Ce discours tranche nettement avec les 3 000 $ que Bank of America maintenait encore début juin. Pourtant, côté mines, rien n'a changé : en Afrique du Sud comme en Russie, les deux premiers producteurs mondiaux, les gisements vieillissent et les coûts grimpent, ce qui limite toujours autant la production. Si les prévisions ont plié, ce n'est pas l'offre qui a cédé, mais la demande.

Pourquoi la demande en platinoïdes marque le pas 

Trois moteurs tournent au ralenti en même temps. D'abord, l'an dernier, la menace de nouvelles taxes américaines avait poussé les acteurs du marché à précipiter d'énormes quantités de métal vers les États-Unis, créant une demande artificielle. Cette fièvre est retombée.
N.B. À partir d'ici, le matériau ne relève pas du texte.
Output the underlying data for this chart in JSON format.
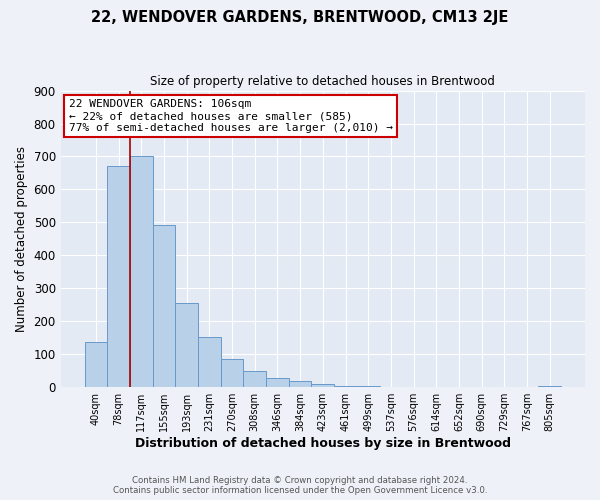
{
  "title": "22, WENDOVER GARDENS, BRENTWOOD, CM13 2JE",
  "subtitle": "Size of property relative to detached houses in Brentwood",
  "xlabel": "Distribution of detached houses by size in Brentwood",
  "ylabel": "Number of detached properties",
  "bar_labels": [
    "40sqm",
    "78sqm",
    "117sqm",
    "155sqm",
    "193sqm",
    "231sqm",
    "270sqm",
    "308sqm",
    "346sqm",
    "384sqm",
    "423sqm",
    "461sqm",
    "499sqm",
    "537sqm",
    "576sqm",
    "614sqm",
    "652sqm",
    "690sqm",
    "729sqm",
    "767sqm",
    "805sqm"
  ],
  "bar_values": [
    137,
    670,
    700,
    493,
    255,
    153,
    85,
    50,
    28,
    20,
    10,
    5,
    3,
    1,
    1,
    0,
    0,
    0,
    0,
    0,
    3
  ],
  "bar_color": "#b8d0e8",
  "bar_edgecolor": "#6699cc",
  "vline_color": "#aa0000",
  "vline_x": 1.5,
  "ylim": [
    0,
    900
  ],
  "yticks": [
    0,
    100,
    200,
    300,
    400,
    500,
    600,
    700,
    800,
    900
  ],
  "annotation_title": "22 WENDOVER GARDENS: 106sqm",
  "annotation_line1": "← 22% of detached houses are smaller (585)",
  "annotation_line2": "77% of semi-detached houses are larger (2,010) →",
  "annotation_box_edgecolor": "#cc0000",
  "footer_line1": "Contains HM Land Registry data © Crown copyright and database right 2024.",
  "footer_line2": "Contains public sector information licensed under the Open Government Licence v3.0.",
  "bg_color": "#eef2f8",
  "plot_bg_color": "#e4eaf4"
}
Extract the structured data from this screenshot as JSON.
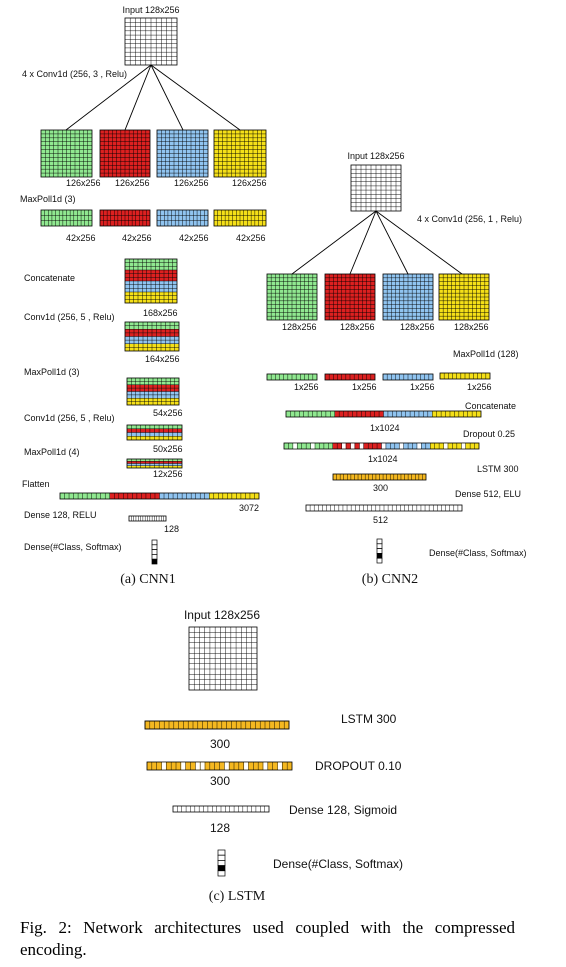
{
  "colors": {
    "green": "#90e890",
    "red": "#dd2020",
    "blue": "#90c4f0",
    "yellow": "#f5e018",
    "orange": "#f5b820",
    "grid": "#000000"
  },
  "cnn1": {
    "input": "Input 128x256",
    "conv_label": "4 x Conv1d (256, 3 , Relu)",
    "conv_dims": [
      "126x256",
      "126x256",
      "126x256",
      "126x256"
    ],
    "maxpool_label": "MaxPoll1d (3)",
    "maxpool_dims": [
      "42x256",
      "42x256",
      "42x256",
      "42x256"
    ],
    "concat_label": "Concatenate",
    "concat_dim": "168x256",
    "conv2_label": "Conv1d (256, 5 , Relu)",
    "conv2_dim": "164x256",
    "maxpool2_label": "MaxPoll1d (3)",
    "maxpool2_dim": "54x256",
    "conv3_label": "Conv1d (256, 5 , Relu)",
    "conv3_dim": "50x256",
    "maxpool3_label": "MaxPoll1d (4)",
    "maxpool3_dim": "12x256",
    "flatten_label": "Flatten",
    "flatten_dim": "3072",
    "dense_label": "Dense 128, RELU",
    "dense_dim": "128",
    "out_label": "Dense(#Class, Softmax)",
    "caption": "(a) CNN1"
  },
  "cnn2": {
    "input": "Input 128x256",
    "conv_label": "4 x Conv1d (256, 1 , Relu)",
    "conv_dims": [
      "128x256",
      "128x256",
      "128x256",
      "128x256"
    ],
    "maxpool_label": "MaxPoll1d (128)",
    "maxpool_dims": [
      "1x256",
      "1x256",
      "1x256",
      "1x256"
    ],
    "concat_label": "Concatenate",
    "concat_dim": "1x1024",
    "dropout_label": "Dropout 0.25",
    "dropout_dim": "1x1024",
    "lstm_label": "LSTM 300",
    "lstm_dim": "300",
    "dense_label": "Dense 512, ELU",
    "dense_dim": "512",
    "out_label": "Dense(#Class, Softmax)",
    "caption": "(b) CNN2"
  },
  "lstm": {
    "input": "Input 128x256",
    "lstm_label": "LSTM 300",
    "lstm_dim": "300",
    "dropout_label": "DROPOUT 0.10",
    "dropout_dim": "300",
    "dense_label": "Dense 128, Sigmoid",
    "dense_dim": "128",
    "out_label": "Dense(#Class, Softmax)",
    "caption": "(c) LSTM"
  },
  "figure_caption": "Fig. 2: Network architectures used coupled with the compressed encoding."
}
Ensuite, la production de véhicules thermiques recule, ce qui pèse directement sur la demande en catalyseurs automobiles, le platine comme le palladium. Et UBS pointe un risque supplémentaire : le platine étant devenu trop cher, certains constructeurs pourraient revenir vers le palladium pour équiper leurs pots catalytiques.

Côté bijouterie, l'élan de 2025 s'est cassé net, plombé par des prix devenus dissuasifs. Et l'inquiétude sur la croissance économique mondiale n'arrange rien, ni pour le platine ni pour son cousin plus volatil.

UBS garde malgré tout une carte en réserve : la banque dit conserver des perspectives « modérément positives » pour le platine, en pariant sur un rebond progressif des cours dans les prochains mois. Reste à savoir si le marché aura la patience d'attendre.